Ce qui a peut-être échappé à François Chérèque, à moins qu’il ne soit fort conscient d’en être l’un des bénéficiaires, c’est que le Woerthgate, dans sa dimension la plus vaste, évoque de plus en plus un système mafieux. La Mafia a longtemps réussi, avec des bonheurs divers, à se concilier les pouvoirs publics, certains syndicats, et même l’église apostolique romaine. L’arrangement passé avec le Medef évoque très fort les bonnes œuvres de la Mafia, peu avare de dons, comme naguère l’UIMM (le syndicat patronal de la métallurgie). L’UIMM rétribuait notamment Anne Cuillé, ancienne collaboratrice de Jacques Chirac, passée à la CGPME (patronat des petites et moyennes entreprises). France Soir a estimé que ce qu’elle recevait n’était « qu’une goutte d’eau (…) sur les 19 millions d’argent liquide distribués au fil des ans » par Denis Gautier-Sauvagnac et l’UIMM.

Petit extrait de France Soir : « Anne Cuillé a raconté tranquillement aux policiers comment Denis-Gautier Sauvagnac a accepté d’améliorer son ordinaire, après son renvoi sans indemnités, de la tour Eiffel, pour rejoindre la CGPME. Elle était payée 6.500 € par mois : « Il existait une différence de l’ordre de 35.000 F (5.350 €) par mois, se justifie-t-elle. J’en ai fait part à Denis Gautier-Sauvagnac qui m’a proposé de le combler en partie, avec une somme de plus ou mois 10.000 F (1.500 €) en espèces […]. Ces remises d’espèces se faisaient de la main à la main à l’occasion de nos rencontres périodiques». La CGPME comptait d’autres bénéficiaires de la sorte qui, sans doute, pas plus qu’elle-même, n’allaient déclarer ces libéralités au fisc.

 

Florence Woerth chez Liliane Bettencourt, Nicole Notat à la tête de Vigeo, et François Chérèque ?
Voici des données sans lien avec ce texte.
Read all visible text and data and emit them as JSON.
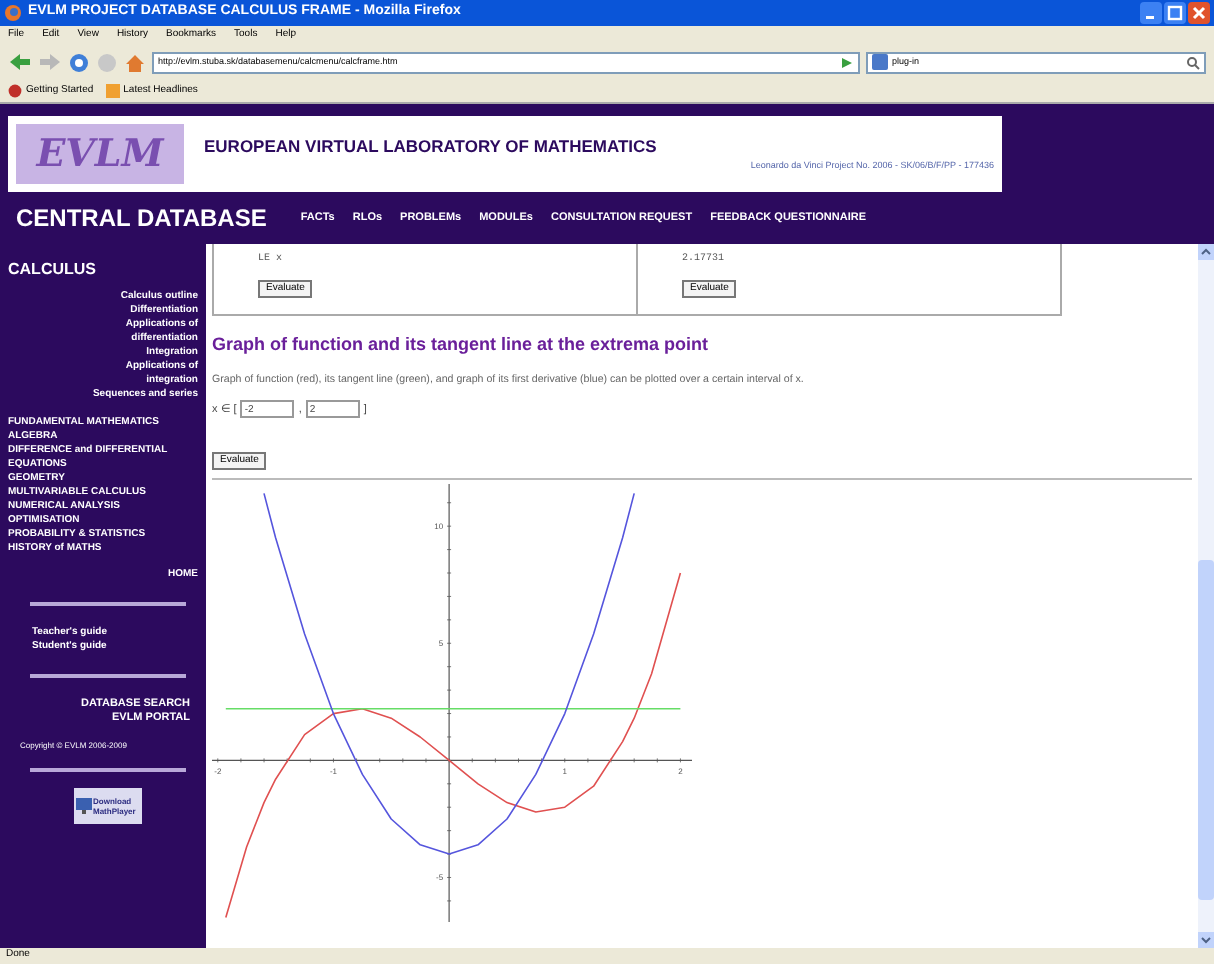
{
  "window": {
    "title": "EVLM PROJECT DATABASE CALCULUS FRAME - Mozilla Firefox"
  },
  "menu": [
    "File",
    "Edit",
    "View",
    "History",
    "Bookmarks",
    "Tools",
    "Help"
  ],
  "address": {
    "value": "http://evlm.stuba.sk/databasemenu/calcmenu/calcframe.htm"
  },
  "search": {
    "value": "plug-in"
  },
  "bookmarks": [
    "Getting Started",
    "Latest Headlines"
  ],
  "header": {
    "logo": "EVLM",
    "title": "EUROPEAN VIRTUAL LABORATORY OF MATHEMATICS",
    "project": "Leonardo da Vinci Project No. 2006 - SK/06/B/F/PP - 177436"
  },
  "nav": {
    "title": "CENTRAL DATABASE",
    "links": [
      "FACTs",
      "RLOs",
      "PROBLEMs",
      "MODULEs",
      "CONSULTATION REQUEST",
      "FEEDBACK QUESTIONNAIRE"
    ]
  },
  "sidebar": {
    "heading": "CALCULUS",
    "subitems": [
      "Calculus outline",
      "Differentiation",
      "Applications of differentiation",
      "Integration",
      "Applications of integration",
      "Sequences and series"
    ],
    "topics": [
      "FUNDAMENTAL MATHEMATICS",
      "ALGEBRA",
      "DIFFERENCE and DIFFERENTIAL EQUATIONS",
      "GEOMETRY",
      "MULTIVARIABLE CALCULUS",
      "NUMERICAL ANALYSIS",
      "OPTIMISATION",
      "PROBABILITY & STATISTICS",
      "HISTORY of MATHS"
    ],
    "home": "HOME",
    "guides": [
      "Teacher's guide",
      "Student's guide"
    ],
    "portal_links": [
      "DATABASE SEARCH",
      "EVLM PORTAL"
    ],
    "copyright": "Copyright © EVLM 2006-2009",
    "download": [
      "Download",
      "MathPlayer"
    ]
  },
  "result_cells": [
    {
      "text": "LE x",
      "button": "Evaluate"
    },
    {
      "text": "2.17731",
      "button": "Evaluate"
    }
  ],
  "section": {
    "title": "Graph of function and its tangent line at the extrema point",
    "description": "Graph of function (red), its tangent line (green), and graph of its first derivative (blue) can be plotted over a certain interval of x.",
    "interval_label": "x ∈ [",
    "from": "-2",
    "separator": ",",
    "to": "2",
    "close": "]",
    "button": "Evaluate",
    "chart_data": {
      "type": "line",
      "x": [
        -1.93,
        -1.75,
        -1.6,
        -1.5,
        -1.25,
        -1,
        -0.75,
        -0.5,
        -0.25,
        0,
        0.25,
        0.5,
        0.75,
        1,
        1.25,
        1.5,
        1.6,
        1.75,
        2
      ],
      "series": [
        {
          "color": "#e05050",
          "values": [
            -6.7,
            -3.7,
            -1.8,
            -0.8,
            1.1,
            2,
            2.2,
            1.8,
            1,
            0,
            -1,
            -1.8,
            -2.2,
            -2,
            -1.1,
            0.8,
            1.8,
            3.7,
            8
          ]
        },
        {
          "color": "#66dd66",
          "values": [
            2.2,
            2.2,
            2.2,
            2.2,
            2.2,
            2.2,
            2.2,
            2.2,
            2.2,
            2.2,
            2.2,
            2.2,
            2.2,
            2.2,
            2.2,
            2.2,
            2.2,
            2.2,
            2.2
          ]
        },
        {
          "color": "#5555dd",
          "values": [
            null,
            null,
            11.4,
            9.5,
            5.4,
            2,
            -0.6,
            -2.5,
            -3.6,
            -4,
            -3.6,
            -2.5,
            -0.6,
            2,
            5.4,
            9.5,
            11.4,
            null,
            null
          ]
        }
      ],
      "xlim": [
        -2.05,
        2.1
      ],
      "ylim": [
        -6.9,
        11.8
      ],
      "xticks": [
        {
          "value": -2,
          "label": "-2"
        },
        {
          "value": -1,
          "label": "-1"
        },
        {
          "value": 1,
          "label": "1"
        },
        {
          "value": 2,
          "label": "2"
        }
      ],
      "yticks": [
        {
          "value": 10,
          "label": "10"
        },
        {
          "value": 5,
          "label": "5"
        },
        {
          "value": -5,
          "label": "-5"
        }
      ]
    }
  },
  "status_bar": "Done"
}
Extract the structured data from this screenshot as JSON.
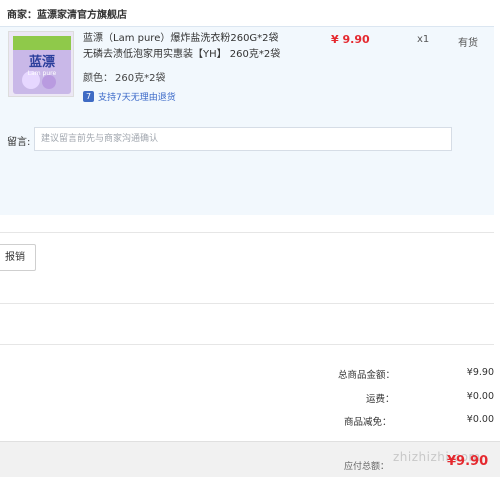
{
  "merchant": {
    "label": "商家：",
    "name": "蓝漂家清官方旗舰店"
  },
  "product": {
    "title": "蓝漂（Lam pure）爆炸盐洗衣粉260G*2袋无磷去渍低泡家用实惠装【YH】 260克*2袋",
    "image_text": "蓝漂",
    "image_brand": "Lam pure",
    "variant_label": "颜色：",
    "variant_value": "260克*2袋",
    "return_policy": "支持7天无理由退货",
    "return_icon": "7",
    "price": "¥ 9.90",
    "quantity": "x1",
    "stock": "有货"
  },
  "message": {
    "label": "留言:",
    "placeholder": "建议留言前先与商家沟通确认"
  },
  "invoice": {
    "button_label": "报销"
  },
  "summary": {
    "goods_total_label": "总商品金额：",
    "goods_total_value": "¥9.90",
    "shipping_label": "运费：",
    "shipping_value": "¥0.00",
    "discount_label": "商品减免：",
    "discount_value": "¥0.00"
  },
  "footer": {
    "payable_label": "应付总额：",
    "payable_value": "¥9.90",
    "watermark": "zhizhizhi.com"
  },
  "colors": {
    "price_red": "#e5292f",
    "panel_bg": "#f2f8fd",
    "link_blue": "#3a68c8"
  }
}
Favoriser, en cavalier seul, sans concertation avec les autres syndicats, des arrangements avec le gouvernement et le patronat, aurait pu passer, en d’autres temps, pour une indélicatesse à laquelle les dirigeants de la centrale de Nicole Notat avait habitué les autres formations et l’opinion. Mais le prochain dépaysement judiciaire du volet Bettencourt du Woerthgate ne les dupe pas si aisément. La facilitation de la réforme des retraites par un « dépaysement » similaire s’apparente un peu trop à une manœuvre du même tonneau. C’est soit trop tard, soit trop tôt.

Ah, oui, au fait : Éric Woerth se voit bien placé pour rester ministre du Travail, notamment, vient-il  de déclarer ce midi, car il entretient « des relations de confiance avec les organisations syndicales », qui, sans doute, de ce fait, sont d’autant plus représentatives. De quoi, au juste ?

Actualisation :

Accroche de la une du site du Monde de ce jeudi 28 octobre :

« Chaque grand mouvement social depuis 1993 s’est soldé par des promesses de tables rondes autour de l’emploi, débouchant sur des propositions généralement vite oubliées. »
Apparentement terrible : une photo de Chérèque, tout sourire, s’engouffrant dans une grosse limousine dont un chauffeur lui tient la porte… Et l’article de rappeler que Raymond Soubie, conseiller de Nicolas Sarkozy qui vient d’être récompensé par un siège au Conseil économique et « social », avait avancé, la veille des déclarations de Chérèque et Parisot, ce qu’ils allaient s’empresser de réciter et mimer devant les caméras. L’article illustre le propos par le rappel de divers conflits qui s’étaient soldées par des promesses, toutes non suivies d’effets, soit que les mesures annoncées aient été oubliées, soient qu’elles n’aient pu infléchir la courbe du chômage des jeunes ou des seniors ou de quiconque. « Cherche chèque » sourit-il en pensant à ses deniers ?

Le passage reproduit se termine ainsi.